Saturday 19 July 2014

Acrylamide in the chips

Pretty much everything that gives us pleasure in eating is due to the Maillard reaction: the browning on chips, roast potatoes, fresh-baked bread crust, steaks, hamburgers, roasted coffee, maple syrup, dried milk, chocolate, malted barley for whiskey and beer.  The rest of the food we eat: porridge, broccolli, boiled spuds is just the stodge and fibre: necessary but not sufficient for a diet that pleases. Maillarding occurs when the amino acid constituents of proteins react at high temperature with 'reducing' sugars like glucose and fructose.  It's not possible to write a chemical equation because, although the inputs are limited the outputs are many and varied: a cocktail of tasty chemicals that are 'mostly harmless'.

One of them is likely to be acrylamide [R] or prop-2-enamide, which was the focus of a report in RTE wireless last night.  I missed the beginning but suppose that some food-safety report must have been published warning us about the dangers of consuming this stuff.  Acrylamide in food has an interesting and quite recent history.  It is used in a variety of industrial-chemical processes and in 2002, some Swedish scientists were called in to assess the toxicity of acrylamide dust in a factory where there was a lot of it about. They cast about for a control population that was unexposed, to establish a base-line and were surprised the find that their controls were also exposed to low doses of the chemical under investigation. The source was tracked down to Swedish crisp-bread but also to the long list of tasty chow mentioned above. At around the same time, it was found that feeding large amounts to lab rats resulted in tumours in every tissue looked at.  But cyclamates and saccharine have also at one time or another been shown to cause cancer in lab rats and accordingly been banned in some countries.  Saccharine used to carry a health warning the US until proper science showed that lab rats were, in this case, a poor model for human metabolism.  Their urine has much higher levels of pH, calcium and protein and these produced crystals that damaged the lining of the bladder to precipitate the onset of cancer.

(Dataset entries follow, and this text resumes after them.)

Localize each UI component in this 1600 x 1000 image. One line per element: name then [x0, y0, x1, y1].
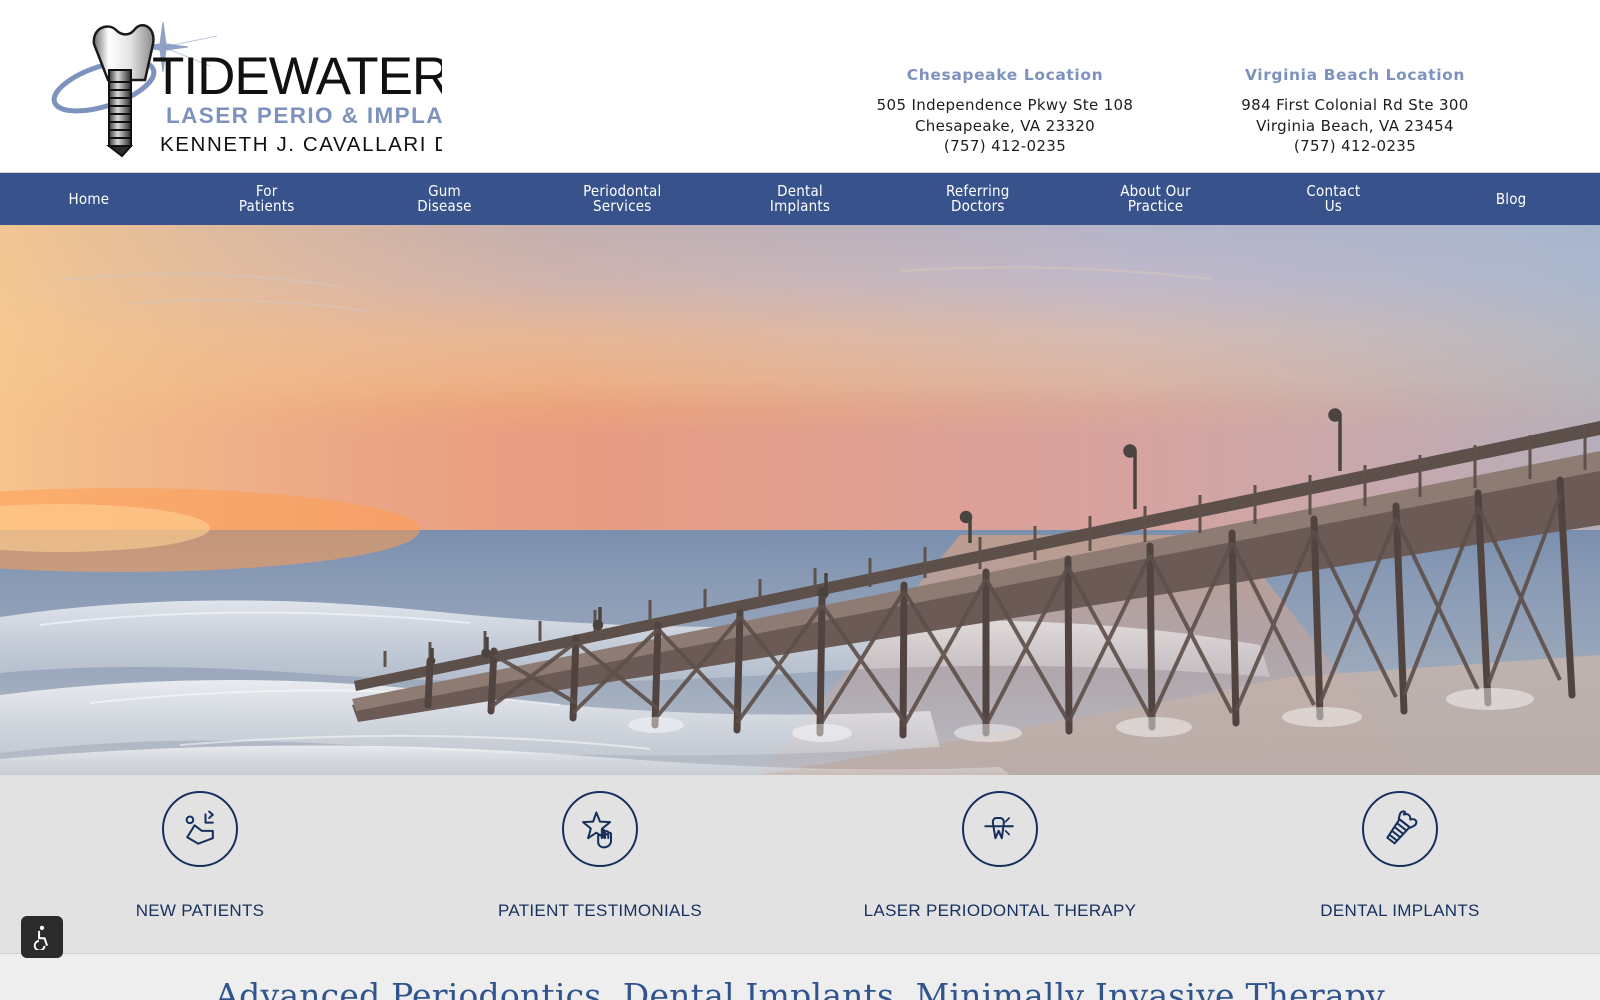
location-address-line2: Virginia Beach, VA 23454 [1256, 116, 1454, 135]
nav-item-label: Blog [1495, 189, 1527, 208]
quick-link-icon-circle [962, 791, 1038, 867]
star-tap-icon [582, 811, 613, 849]
nav-item-label: Home [68, 189, 110, 208]
nav-item-blog[interactable]: Blog [1422, 189, 1600, 208]
site-header: TIDEWATER LASER PERIO & IMPLANTS KENNETH… [0, 0, 1600, 172]
nav-item-label-2: Disease [417, 197, 472, 215]
location-title: Virginia Beach Location [1244, 66, 1466, 84]
nav-item-referring-doctors[interactable]: Referring Doctors [889, 184, 1067, 214]
dental-chair-patient-icon [185, 810, 214, 845]
section-heading: Advanced Periodontics, Dental Implants, … [215, 976, 1385, 1000]
quick-link-laser-periodontal-therapy[interactable]: LASER PERIODONTAL THERAPY [800, 791, 1200, 921]
nav-item-label-2: Patients [238, 197, 295, 215]
quick-link-new-patients[interactable]: NEW PATIENTS [0, 791, 400, 921]
location-title: Chesapeake Location [906, 66, 1104, 84]
main-navigation: Home For Patients Gum Disease Periodontal Serv… [0, 172, 1600, 225]
header-locations: Chesapeake Location 505 Independence Pkw… [830, 66, 1530, 157]
quick-link-icon-circle [162, 791, 238, 867]
hero-banner: BOOK NOW [0, 225, 1600, 775]
nav-item-label-2: Doctors [951, 197, 1005, 215]
nav-item-label-2: Implants [769, 197, 831, 215]
logo-tagline: LASER PERIO & IMPLANTS [166, 103, 442, 128]
nav-item-label-2: Us [1324, 197, 1343, 215]
quick-link-label: NEW PATIENTS [135, 901, 265, 920]
nav-item-periodontal-services[interactable]: Periodontal Services [533, 184, 711, 214]
location-phone[interactable]: (757) 412-0235 [830, 136, 1180, 157]
site-logo[interactable]: TIDEWATER LASER PERIO & IMPLANTS KENNETH… [42, 14, 442, 162]
quick-link-label: DENTAL IMPLANTS [1320, 901, 1480, 920]
wheelchair-icon [33, 925, 49, 950]
quick-link-patient-testimonials[interactable]: PATIENT TESTIMONIALS [400, 791, 800, 921]
tooth-implant-logo-icon: TIDEWATER LASER PERIO & IMPLANTS KENNETH… [51, 21, 442, 158]
logo-wordmark: TIDEWATER [152, 47, 442, 106]
hero-pier-sunset-image [0, 225, 1600, 775]
quick-link-icon-circle [562, 791, 638, 867]
location-address-line1: 505 Independence Pkwy Ste 108 [876, 96, 1134, 114]
nav-item-about-our-practice[interactable]: About Our Practice [1067, 184, 1245, 214]
quick-link-label: PATIENT TESTIMONIALS [497, 901, 703, 920]
location-phone[interactable]: (757) 412-0235 [1180, 136, 1530, 157]
location-chesapeake: Chesapeake Location 505 Independence Pkw… [830, 66, 1180, 157]
accessibility-button[interactable] [21, 916, 63, 958]
tooth-laser-icon [984, 816, 1014, 840]
location-address-line1: 984 First Colonial Rd Ste 300 [1241, 96, 1469, 114]
quick-link-label: LASER PERIODONTAL THERAPY [863, 901, 1137, 920]
nav-item-for-patients[interactable]: For Patients [178, 184, 356, 214]
nav-item-contact-us[interactable]: Contact Us [1244, 184, 1422, 214]
lower-section: Advanced Periodontics, Dental Implants, … [0, 953, 1600, 1000]
logo-doctor-name: KENNETH J. CAVALLARI D.D.S. [160, 133, 442, 156]
nav-item-label-2: Practice [1127, 197, 1184, 215]
nav-item-home[interactable]: Home [0, 189, 178, 208]
quick-link-dental-implants[interactable]: DENTAL IMPLANTS [1200, 791, 1600, 921]
location-virginia-beach: Virginia Beach Location 984 First Coloni… [1180, 66, 1530, 157]
dental-implant-screw-icon [1386, 810, 1418, 845]
location-address-line2: Chesapeake, VA 23320 [914, 116, 1096, 135]
nav-item-label-2: Services [592, 197, 652, 215]
nav-item-dental-implants[interactable]: Dental Implants [711, 184, 889, 214]
nav-item-gum-disease[interactable]: Gum Disease [356, 184, 534, 214]
quick-links-bar: NEW PATIENTS PATIENT TESTIMONIALS LASER … [0, 775, 1600, 953]
quick-link-icon-circle [1362, 791, 1438, 867]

But acrylamide is not an artificial additive amenable to legislation, it is a natural by-product of baking, roasting and frying and, as a part of the Maillard reaction, may be a desirable addition to cooked food. It turns out that the levels of acrylamide fed to the rats to induce cancer was 900x greater than a reasonable person is likely to get in the diet. A number of epidemiological studies have been carried out to track the impact of a diet high in acrylamide on long-term health.  A few of these studies have shown statistically significant association, while others have not.  This is typical of associations that are so small that they require thousands of cases and thousands of controls to detect any difference. Science has an almost unavoidable publication bias - it's hard to get negative results published while positive results in a field (like diet and human health) that everybody thinks they understand will mobilise your University's publicity department to issue a press release.  This will remove all the equivocation and qualification of your findings and the Daily Mail will reduce the press release to a catchy headline and two paragraphs of excited extrapolation from your results.

The Food Safety Authority of Ireland FSAI will shortly issue a warning advising us to eat soggy chips and discarding the crusts of bread.  If you want to live forever on a diet of cabbage and porridge, you're welcome.